Paul focussed life on Christ

An open bible sitting on a rock.
 on June 1, 2015

Before we look at Paul’s second missionary journey and the beginning of his correspondence, we need to look at the man himself. He was born to religious Jewish parents and brought up in Tarsus, on the southwest coast of Turkey. He was at home in Greco-Roman philosophy, religion and rhetoric. He also seemed to have enjoyed the privileges of Roman citizenship. According to Luke, he was educated by Gamaliel, an important rabbi of the first century, and his letters show distinctly Palestinian Jewish concerns.

Paul was loyal to the Torah as practiced by the Pharisees. He was familiar with the Hebrew Bible but used the Greek translation of the scriptures, called the Septuagint. He believed that Jesus was the Jewish Messiah and always went first to the synagogues to proclaim his message. He believed that a Jew must be obedient to the Torah; thus, when Timothy joined the team, Paul circumcised him, as Timothy’s mother was Jewish. Titus was not circumcised, despite the protests of the Judaizers, because he was not born a Jew. The Gentile converts only had to follow the dictates of the Council of Jerusalem (see my column last month).

Paul had a dramatic religious conversion. He was persecuting the church, for he believed that Jesus was cursed by God because he had been hanged upon a tree (Deuteronomy 21:23). On the road to Damascus, Paul was confronted by the risen Christ, an experience that changed the course of his life. He had been on the fast-track to become a Jewish rabbi; now he would be branded a heretic by his Jewish friends.

Paul’s letters were not theological, except the Epistle to the Romans, which we will discuss when we reach that period of his life. His other letters were primarily pastoral. We need to remember that we only possess one side of the discussion. Paul’s letters were usually answering questions or concerns that arose in the local Christian communities.

Paul was a Jew throughout his life. After his conversion, he focussed his life on the risen Christ and the importance of life “in Christ.” He believed that the new age of God began with the resurrection of Jesus. Jesus was the new Adam – a new creation. His missions were grounded in Jesus’s resurrection as the Lord of all humanity, for the Jew first and then for the Gentile.

We possess 13 epistles in the Christian Bible credited to Paul. Very early in church history, the Epistle to the Hebrews was considered to be non-Pauline in authorship. I think there could have been many other letters lost in antiquity. The amazing thing is that the churches kept these letters written by Paul and eventually copied and shared them with other Christian communities.

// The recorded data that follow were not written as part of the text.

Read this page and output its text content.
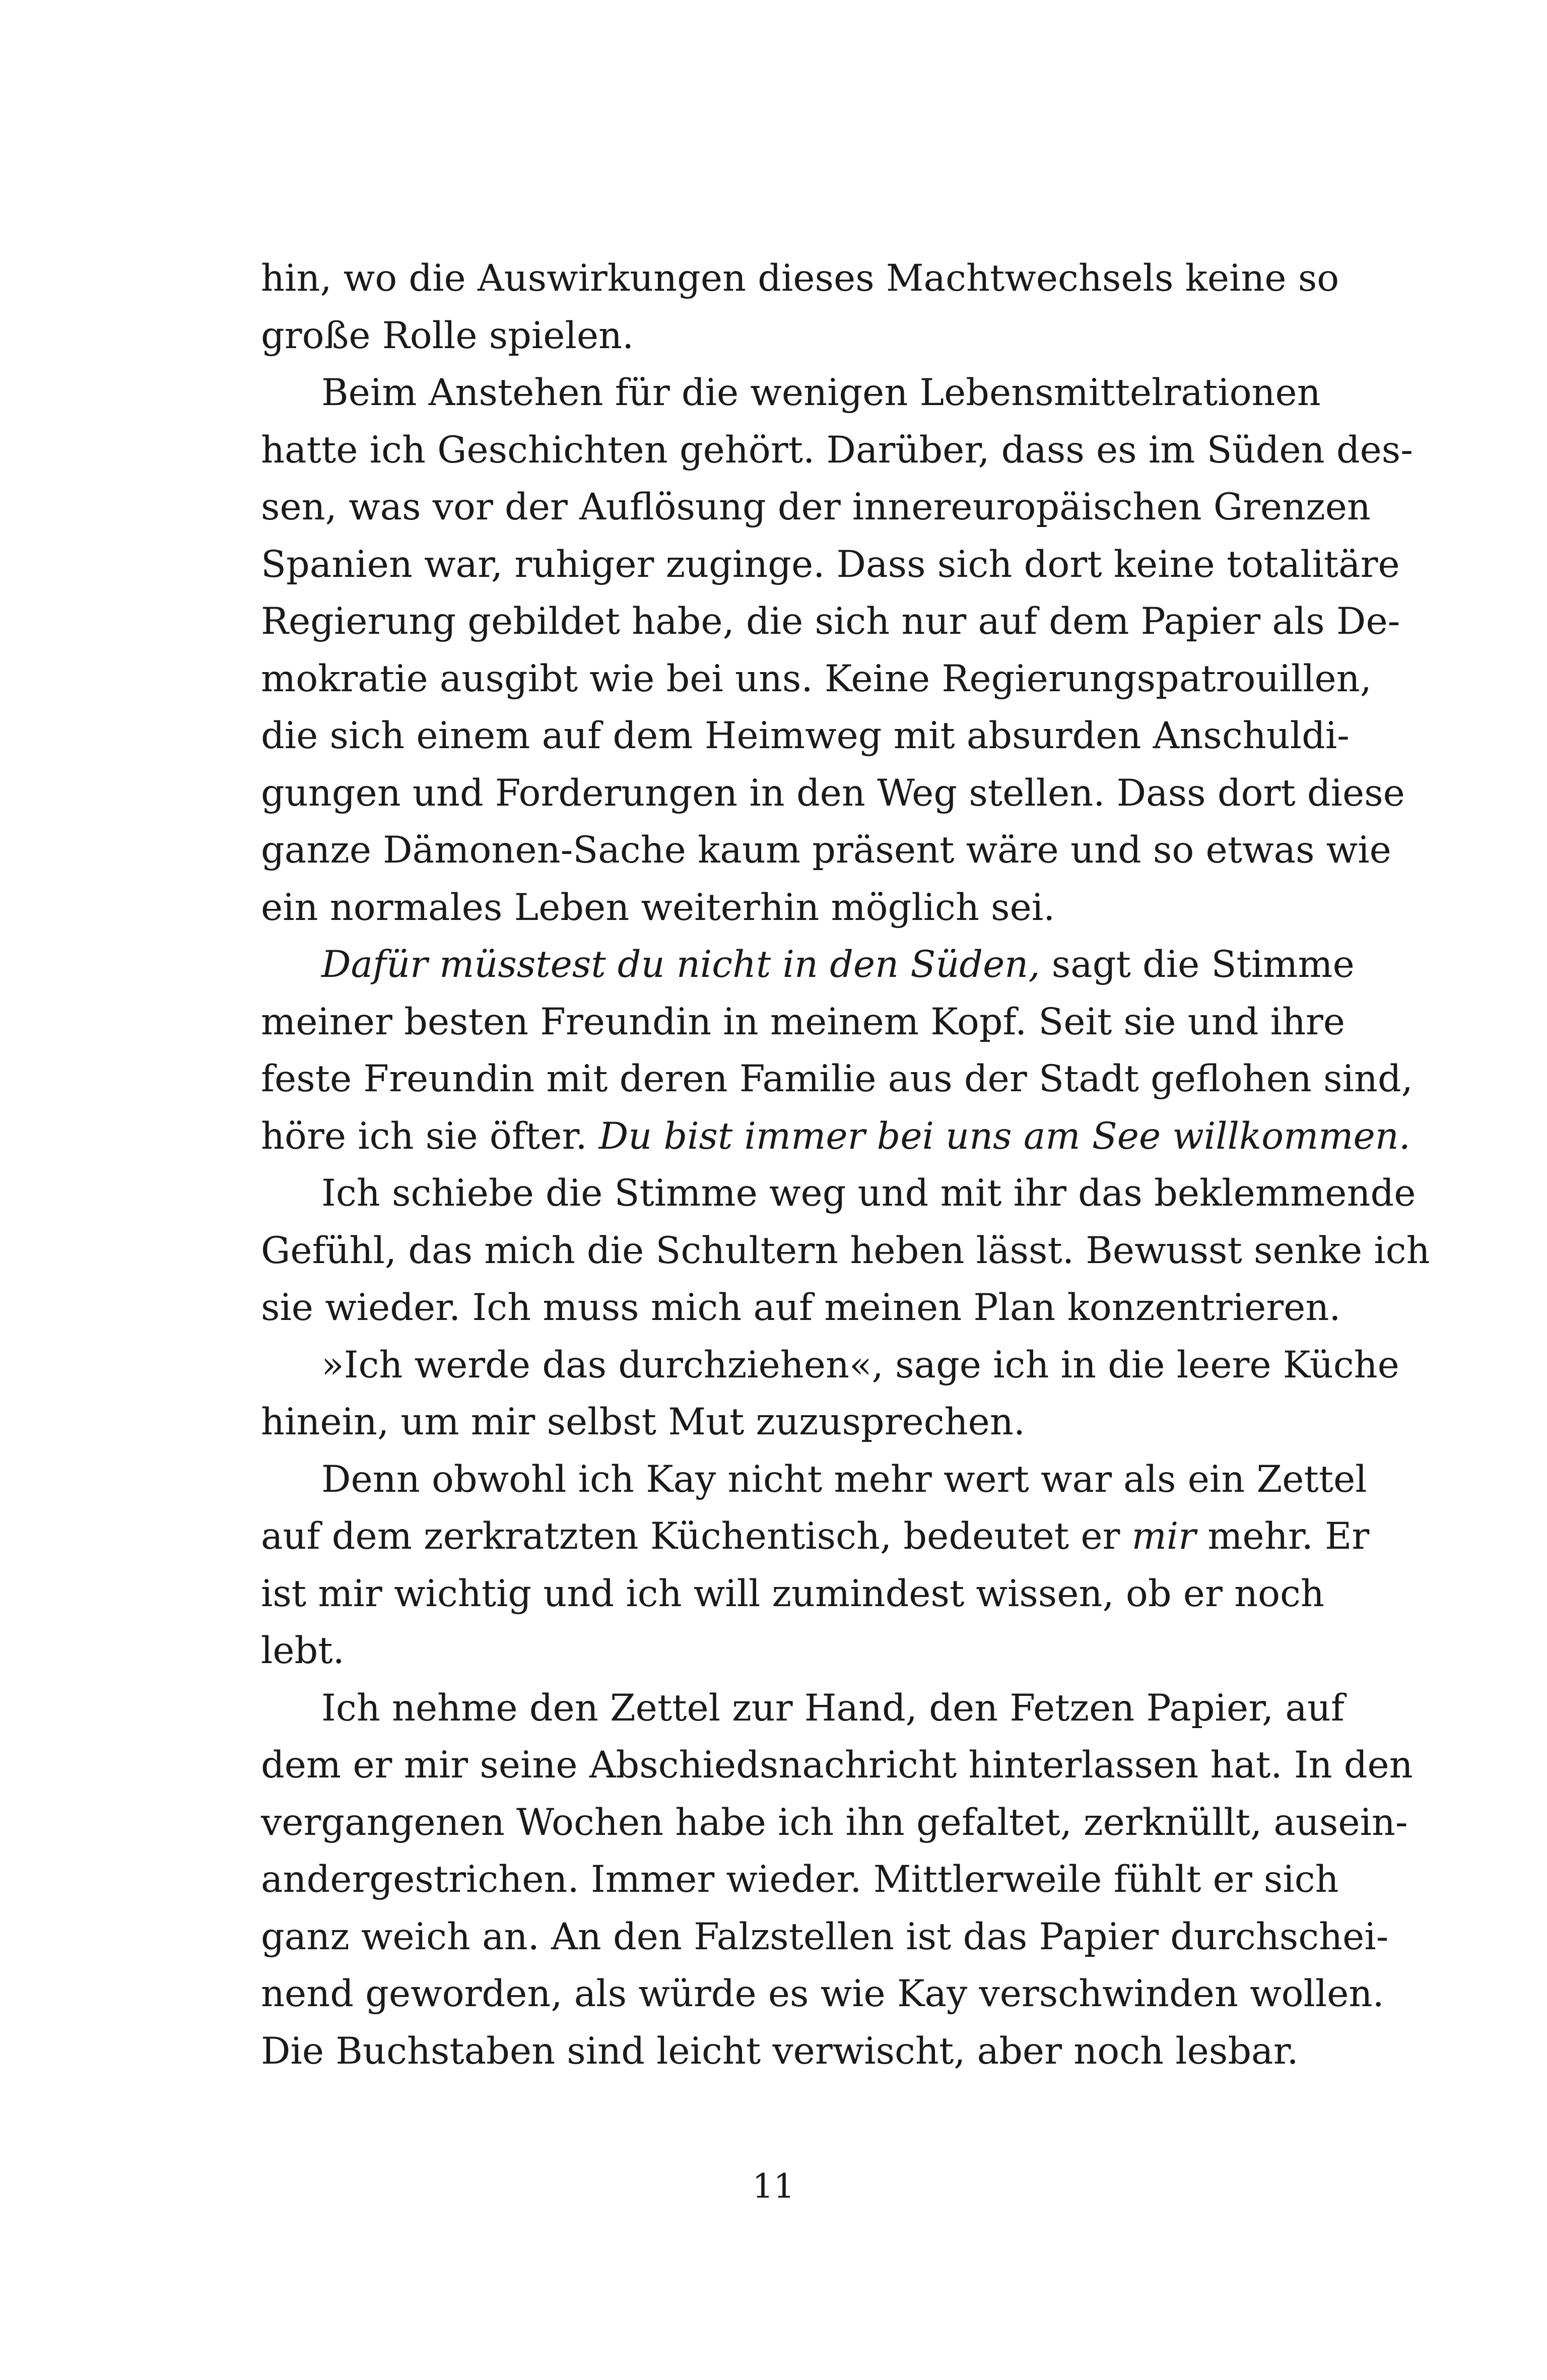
hin, wo die Auswirkungen dieses Machtwechsels keine so
große Rolle spielen.
Beim Anstehen für die wenigen Lebensmittelrationen
hatte ich Geschichten gehört. Darüber, dass es im Süden des-
sen, was vor der Auflösung der innereuropäischen Grenzen
Spanien war, ruhiger zuginge. Dass sich dort keine totalitäre
Regierung gebildet habe, die sich nur auf dem Papier als De-
mokratie ausgibt wie bei uns. Keine Regierungspatrouillen,
die sich einem auf dem Heimweg mit absurden Anschuldi-
gungen und Forderungen in den Weg stellen. Dass dort diese
ganze Dämonen-Sache kaum präsent wäre und so etwas wie
ein normales Leben weiterhin möglich sei.
Dafür müsstest du nicht in den Süden, sagt die Stimme
meiner besten Freundin in meinem Kopf. Seit sie und ihre
feste Freundin mit deren Familie aus der Stadt geflohen sind,
höre ich sie öfter. Du bist immer bei uns am See willkommen.
Ich schiebe die Stimme weg und mit ihr das beklemmende
Gefühl, das mich die Schultern heben lässt. Bewusst senke ich
sie wieder. Ich muss mich auf meinen Plan konzentrieren.
»Ich werde das durchziehen«, sage ich in die leere Küche
hinein, um mir selbst Mut zuzusprechen.
Denn obwohl ich Kay nicht mehr wert war als ein Zettel
auf dem zerkratzten Küchentisch, bedeutet er mir mehr. Er
ist mir wichtig und ich will zumindest wissen, ob er noch
lebt.
Ich nehme den Zettel zur Hand, den Fetzen Papier, auf
dem er mir seine Abschiedsnachricht hinterlassen hat. In den
vergangenen Wochen habe ich ihn gefaltet, zerknüllt, ausein-
andergestrichen. Immer wieder. Mittlerweile fühlt er sich
ganz weich an. An den Falzstellen ist das Papier durchschei-
nend geworden, als würde es wie Kay verschwinden wollen.
Die Buchstaben sind leicht verwischt, aber noch lesbar.
11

Now let us move on to his second journey. After Paul and Barnabas returned to Antioch from their first missionary journey, they went to Jerusalem to plead for the Gentile converts. Silas accompanied them back to Antioch to help them interpret the findings of the Council of Jerusalem to the Gentile converts. Paul and Barnabas then decided to revisit the Gentile communities from the first trip. Barnabas wanted to take John Mark but Paul refused, as Mark had deserted them on the first trip. This led to a falling out between Paul and Barnabas; they were never reconciled in scripture, although Paul and Mark were (see Colossians 4:10 and 2 Timothy 4:11). I often wonder what would have happened if Paul and Barnabas had remained together. They were a good team and their split was unfortunate. We will never know what they may have accomplished together.

Barnabas took Mark with him to Cyprus and we hear no more about his ministry. Paul invited Silas to accompany him on this second trip, and together they set out to visit all the communities that had been established on the first journey. They strengthened the communities and helped them stand up against the Judaizers, who still insisted that Gentile converts must be circumcised.

Acts 16 has Paul’s mission team in Derbe and Lystra, where they meet Timothy. He became like a son to Paul and is mentioned in a number of epistles. Luke tells us in Acts 16:5 that the mission churches were strengthened in their faith and grew daily. As the group moved through Troas, Luke joined them. In Acts 16:10, we see the beginning of the “we” passages. Luke was present and giving us a first-hand account of the mission. With one brief interlude, the “we” passages continue to the end of Acts.

In the next issue, we will look at Paul’s first and second letters, 1 and 2 Thessalonians, and the beginning of his writings. Enjoy the dialogue.